Gökçe, tedavin şu an ne aşamada?
G.Ç.: TİHV bizi hiç yalnız bırakmadı, şu an psikolojik destek alıyoruz fizik tedaviye de zaman zaman destek oluyorlar. Fizik tedavi benim için kalıcı bir çözüm değil. Devlet hastanelerine gittiğimde benimle bacağımdaki 3 cm. kısalığını küçümseyen doktorlar oldu. Benim için o 3 cm ölenlerin boşluğu gibi ve kapanmasını istiyorum. Bacaklarımdaki kısalığın, kaslarımdaki eksikliğin, damar tedavilerinin ele alınması gerekiyor. Ama devlet hastanelerindeki doktorlar kısalık 4 cm üstünde olunca hayatı etkilediğini düşünüyorlar. Özel hastanelerin istedikleri rakamları da tahmin edersiniz. Benim almam gereken tedavi paralı mı olmalı? O parayı bulmak zorunda olmak istemiyorum. Devlet, fıtık tedavi süreciyle aynı süreyi verdi, 1 ay boyunca prosedür olarak fizik tedavimi yaptı. Başka bir prosedür görmedim, göreni de tanımadım. Acımızı hafifletir mi bilmiyorum ama sağlıklı olabilmemiz için daha fazlası gerekli.

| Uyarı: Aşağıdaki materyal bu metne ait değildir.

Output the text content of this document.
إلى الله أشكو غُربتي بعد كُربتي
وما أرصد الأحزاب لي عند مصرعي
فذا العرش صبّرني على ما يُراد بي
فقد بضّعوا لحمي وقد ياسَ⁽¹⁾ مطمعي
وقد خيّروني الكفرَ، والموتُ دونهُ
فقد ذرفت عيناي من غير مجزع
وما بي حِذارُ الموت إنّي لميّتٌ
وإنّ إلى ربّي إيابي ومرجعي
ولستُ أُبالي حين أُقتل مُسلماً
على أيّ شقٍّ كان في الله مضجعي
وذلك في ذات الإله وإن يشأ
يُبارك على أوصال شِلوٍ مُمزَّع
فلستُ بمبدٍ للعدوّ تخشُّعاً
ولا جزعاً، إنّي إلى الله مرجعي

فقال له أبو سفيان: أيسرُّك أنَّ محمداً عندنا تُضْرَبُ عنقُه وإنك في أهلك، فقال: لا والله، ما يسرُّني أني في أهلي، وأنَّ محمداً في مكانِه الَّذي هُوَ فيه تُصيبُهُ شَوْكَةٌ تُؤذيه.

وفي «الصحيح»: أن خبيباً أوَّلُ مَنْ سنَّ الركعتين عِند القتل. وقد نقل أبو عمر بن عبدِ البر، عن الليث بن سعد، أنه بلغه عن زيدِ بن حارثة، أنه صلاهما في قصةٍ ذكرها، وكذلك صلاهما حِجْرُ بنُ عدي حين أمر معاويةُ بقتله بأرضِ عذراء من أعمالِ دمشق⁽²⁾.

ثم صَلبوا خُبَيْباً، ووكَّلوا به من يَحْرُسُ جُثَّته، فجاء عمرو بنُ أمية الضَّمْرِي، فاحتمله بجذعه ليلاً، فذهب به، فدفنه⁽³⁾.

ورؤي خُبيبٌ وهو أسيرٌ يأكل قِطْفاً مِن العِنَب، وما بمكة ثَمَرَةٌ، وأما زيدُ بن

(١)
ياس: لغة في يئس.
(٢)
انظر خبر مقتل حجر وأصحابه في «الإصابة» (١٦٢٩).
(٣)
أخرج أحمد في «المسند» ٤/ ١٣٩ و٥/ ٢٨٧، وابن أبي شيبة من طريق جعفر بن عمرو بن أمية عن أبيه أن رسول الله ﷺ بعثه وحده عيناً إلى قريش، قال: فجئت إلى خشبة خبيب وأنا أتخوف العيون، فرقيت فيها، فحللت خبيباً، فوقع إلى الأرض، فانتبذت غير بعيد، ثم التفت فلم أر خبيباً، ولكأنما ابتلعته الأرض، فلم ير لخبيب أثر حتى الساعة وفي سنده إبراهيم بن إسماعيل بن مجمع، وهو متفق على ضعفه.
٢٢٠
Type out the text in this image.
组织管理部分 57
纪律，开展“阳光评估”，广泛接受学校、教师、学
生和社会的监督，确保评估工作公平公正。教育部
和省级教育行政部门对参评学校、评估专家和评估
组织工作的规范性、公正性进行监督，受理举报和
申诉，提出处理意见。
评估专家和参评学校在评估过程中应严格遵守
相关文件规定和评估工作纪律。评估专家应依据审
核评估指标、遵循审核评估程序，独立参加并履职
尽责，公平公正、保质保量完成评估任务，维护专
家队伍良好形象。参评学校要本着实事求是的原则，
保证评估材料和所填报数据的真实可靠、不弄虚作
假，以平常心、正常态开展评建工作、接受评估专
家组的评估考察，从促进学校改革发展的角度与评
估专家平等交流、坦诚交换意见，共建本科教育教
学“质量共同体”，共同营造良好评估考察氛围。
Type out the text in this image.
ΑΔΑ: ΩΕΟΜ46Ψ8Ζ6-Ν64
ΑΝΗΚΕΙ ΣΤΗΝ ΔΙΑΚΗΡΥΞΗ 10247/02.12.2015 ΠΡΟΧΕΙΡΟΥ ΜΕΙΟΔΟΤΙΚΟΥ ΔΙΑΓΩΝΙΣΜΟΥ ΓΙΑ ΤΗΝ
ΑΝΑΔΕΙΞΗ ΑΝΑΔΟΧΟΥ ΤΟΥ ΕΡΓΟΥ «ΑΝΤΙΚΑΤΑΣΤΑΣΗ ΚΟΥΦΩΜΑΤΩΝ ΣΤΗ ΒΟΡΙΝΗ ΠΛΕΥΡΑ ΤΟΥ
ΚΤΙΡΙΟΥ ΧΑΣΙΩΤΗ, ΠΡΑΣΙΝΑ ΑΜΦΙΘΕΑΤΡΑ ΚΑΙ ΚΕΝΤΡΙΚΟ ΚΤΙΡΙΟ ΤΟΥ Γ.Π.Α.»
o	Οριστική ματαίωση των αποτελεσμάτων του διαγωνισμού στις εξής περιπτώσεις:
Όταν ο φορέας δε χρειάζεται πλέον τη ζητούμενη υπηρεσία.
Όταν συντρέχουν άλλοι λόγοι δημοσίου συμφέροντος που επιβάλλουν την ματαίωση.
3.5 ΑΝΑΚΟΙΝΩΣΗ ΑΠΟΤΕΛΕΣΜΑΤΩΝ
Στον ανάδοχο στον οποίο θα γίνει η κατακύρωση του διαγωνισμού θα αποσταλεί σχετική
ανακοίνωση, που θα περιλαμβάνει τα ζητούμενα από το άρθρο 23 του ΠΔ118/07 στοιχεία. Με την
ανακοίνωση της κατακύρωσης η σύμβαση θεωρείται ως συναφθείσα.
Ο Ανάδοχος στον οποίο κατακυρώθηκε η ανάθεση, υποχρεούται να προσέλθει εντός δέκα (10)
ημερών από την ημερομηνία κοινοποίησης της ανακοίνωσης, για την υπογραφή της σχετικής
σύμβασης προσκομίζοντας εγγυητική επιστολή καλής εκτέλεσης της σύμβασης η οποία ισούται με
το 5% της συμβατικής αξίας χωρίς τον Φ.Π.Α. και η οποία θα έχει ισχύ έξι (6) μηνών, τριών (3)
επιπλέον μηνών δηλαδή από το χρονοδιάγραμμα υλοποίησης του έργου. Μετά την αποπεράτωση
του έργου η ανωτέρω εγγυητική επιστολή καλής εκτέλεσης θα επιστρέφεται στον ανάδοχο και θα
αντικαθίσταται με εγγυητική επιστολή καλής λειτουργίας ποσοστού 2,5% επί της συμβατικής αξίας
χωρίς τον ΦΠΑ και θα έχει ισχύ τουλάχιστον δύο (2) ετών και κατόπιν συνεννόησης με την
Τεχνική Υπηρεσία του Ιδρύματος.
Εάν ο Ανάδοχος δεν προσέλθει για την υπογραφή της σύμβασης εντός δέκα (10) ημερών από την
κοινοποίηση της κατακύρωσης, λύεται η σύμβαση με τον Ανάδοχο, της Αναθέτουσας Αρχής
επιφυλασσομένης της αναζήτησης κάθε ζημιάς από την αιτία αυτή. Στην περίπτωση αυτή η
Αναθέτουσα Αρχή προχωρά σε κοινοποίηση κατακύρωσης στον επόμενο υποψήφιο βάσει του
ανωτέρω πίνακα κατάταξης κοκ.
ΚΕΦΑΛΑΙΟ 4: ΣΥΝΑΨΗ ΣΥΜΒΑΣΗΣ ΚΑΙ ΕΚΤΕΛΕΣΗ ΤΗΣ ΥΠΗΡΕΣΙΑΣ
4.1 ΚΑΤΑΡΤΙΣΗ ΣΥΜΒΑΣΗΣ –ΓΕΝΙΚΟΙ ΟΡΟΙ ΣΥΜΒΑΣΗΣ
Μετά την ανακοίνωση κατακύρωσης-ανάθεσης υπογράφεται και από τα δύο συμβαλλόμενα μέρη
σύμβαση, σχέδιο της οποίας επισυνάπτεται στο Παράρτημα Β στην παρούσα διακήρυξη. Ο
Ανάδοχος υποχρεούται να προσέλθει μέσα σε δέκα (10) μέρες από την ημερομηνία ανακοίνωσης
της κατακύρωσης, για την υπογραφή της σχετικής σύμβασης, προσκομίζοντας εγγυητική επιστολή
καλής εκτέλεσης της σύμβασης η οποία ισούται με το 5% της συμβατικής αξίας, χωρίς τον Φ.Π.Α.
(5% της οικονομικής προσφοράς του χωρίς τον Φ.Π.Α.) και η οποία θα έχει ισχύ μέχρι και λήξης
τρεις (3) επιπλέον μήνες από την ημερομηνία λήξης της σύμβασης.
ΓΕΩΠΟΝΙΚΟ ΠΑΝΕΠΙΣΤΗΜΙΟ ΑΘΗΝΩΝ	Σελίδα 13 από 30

Çoğumuz çok genciz 20’li yaşlardayız. Bazı şeyler tahmin edilemeyecek kadar zor oluyor. Unutman mümkün değil, her adımında o acı tekrar geliyor. İnsanlar koşarken yapamıyorsun, otobüsleri defalarca kaçırıyorsun. Kalabalıkta metrobüse binemiyorsun, insanlar itiştiriyor çünkü. Çoğu zaman korkuyorum bir yerime bir şey mi olacak diye. Bu yaştaki bir insanın fiziksel durumu bu olmamalı. Bu benin tercihim değildi. Sonuçta yüzlerce yaralı vardı, bu insanlar devlet tarafından daha iyi tedavi edilebilirdi.
Son olarak eklemek istediğiniz bir şey var mı?
G.Ç.: Suruç’la ilgili bir belgesel çekilmişti, orada Merve’nin söylediği bir söz vardı. Biz Amara Kültür Merkezi’nin önünde çimenler zor yetiştiği için basmamaya çalışıyorduk, havuzda ördekleri beslemiştik. Bu kadar birbirimizi ve çevremizi düşünüyorduk. Merve o ördekleri bile öldürdüler demiştik. Bizim için bu kadar değerliydi tüm canlılar. Ama bize ait olan, bizde duygu yaratan her şeyi yıktılar.